University of Georgia researcher says samples are showing oil from the spill

This photo provided by the University of Georgia shows Samantha Joye, a professor of marine sciences in the University of Georgia Franklin College of Arts and Sciences, discussing her preliminary findings on the effects of the Deepwater Horizon Gulf oil spill while taking questions from the media at a news conference, Tuesday, June 8, 2010 in Athens, Ga. Collapse. Paul Efland, University of Georgia / AP PhotoBy MATT GUTMAN and KEVIN DOLAK
Sept. 12, 2010 Oil from the BP spill has not been completely cleared, but miles of it is sitting at the bottom of the Gulf of Mexico, according to a study currently under way. Professor Samantha Joye  of the Department of Marine Sciences at the University of Georgia, who is conducting a study on a research vessel just two miles from the spill zone, said the oil has not disappeared, but is on the sea floor in a layer of scum. “We’re finding it everywhere that we’ve looked. The oil is not gone,” Joye said. “It’s in places where nobody has looked for it.” All 13 of the core samples Joye and her UGA team have collected from the bottom of the gulf are showing oil from the spill, she said. … In some areas the oily material that Joye describes is more than two inches thick.

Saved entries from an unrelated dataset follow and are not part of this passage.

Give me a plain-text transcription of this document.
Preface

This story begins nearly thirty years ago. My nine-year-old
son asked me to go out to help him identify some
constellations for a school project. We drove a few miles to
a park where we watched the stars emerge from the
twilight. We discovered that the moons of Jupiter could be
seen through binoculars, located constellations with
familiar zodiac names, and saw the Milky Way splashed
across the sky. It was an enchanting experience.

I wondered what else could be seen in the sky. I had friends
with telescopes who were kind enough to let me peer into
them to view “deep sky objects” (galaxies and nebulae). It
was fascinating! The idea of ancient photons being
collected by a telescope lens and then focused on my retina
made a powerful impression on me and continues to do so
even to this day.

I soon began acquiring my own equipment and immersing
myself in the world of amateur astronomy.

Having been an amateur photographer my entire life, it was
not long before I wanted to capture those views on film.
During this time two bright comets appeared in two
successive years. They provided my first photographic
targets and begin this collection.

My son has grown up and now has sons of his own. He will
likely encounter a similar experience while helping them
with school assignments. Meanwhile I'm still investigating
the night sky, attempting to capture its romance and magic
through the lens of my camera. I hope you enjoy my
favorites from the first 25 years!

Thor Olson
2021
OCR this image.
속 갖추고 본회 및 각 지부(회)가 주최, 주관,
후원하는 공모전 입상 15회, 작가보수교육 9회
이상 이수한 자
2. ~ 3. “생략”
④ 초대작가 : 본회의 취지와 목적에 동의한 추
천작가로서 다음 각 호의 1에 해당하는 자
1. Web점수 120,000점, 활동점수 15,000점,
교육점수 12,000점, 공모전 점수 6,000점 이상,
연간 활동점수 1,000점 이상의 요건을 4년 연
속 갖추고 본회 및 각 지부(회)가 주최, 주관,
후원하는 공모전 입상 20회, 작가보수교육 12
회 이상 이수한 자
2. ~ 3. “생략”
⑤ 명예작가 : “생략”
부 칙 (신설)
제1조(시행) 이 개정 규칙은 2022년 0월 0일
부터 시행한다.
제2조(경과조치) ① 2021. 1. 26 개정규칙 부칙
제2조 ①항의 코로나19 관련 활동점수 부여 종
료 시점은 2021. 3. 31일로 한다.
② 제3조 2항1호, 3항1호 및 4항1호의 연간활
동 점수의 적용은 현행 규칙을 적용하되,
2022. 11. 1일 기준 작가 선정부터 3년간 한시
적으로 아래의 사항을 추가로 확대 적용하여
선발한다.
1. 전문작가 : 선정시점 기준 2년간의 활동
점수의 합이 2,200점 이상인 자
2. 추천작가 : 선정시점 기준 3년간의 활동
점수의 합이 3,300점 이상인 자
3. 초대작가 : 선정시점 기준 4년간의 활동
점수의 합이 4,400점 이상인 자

Her team found the material as far as 70 miles away from BP’s well. “If we’re seeing two and half inches of oil 16 miles away, God knows what we’ll see close in — I really can’t even guess other than to say it’s going to be a whole lot more than two and a half inches,” Joye said. This oil remaining underwater has large implications for the state of sea life at the bottom of the gulf. Joye said she spent hours studying the core samples and was unable to find anything other than bacteria and microorganisms living within. “There is nothing living in these cores other than bacteria,” she said. “I’ve yet to see a living shrimp, a living worm, nothing.” …  NOAA Administrator Jane Lubchenco, the government’s top ocean scientist, has acknowledged concerns over the effects of dissolved oil, but has said that chemical dispersants had largely done their job. “Nobody should be surprised,” Joye said. “When you apply large scale dispersants, it goes to the bottom — it sediments out. It gets sticky.”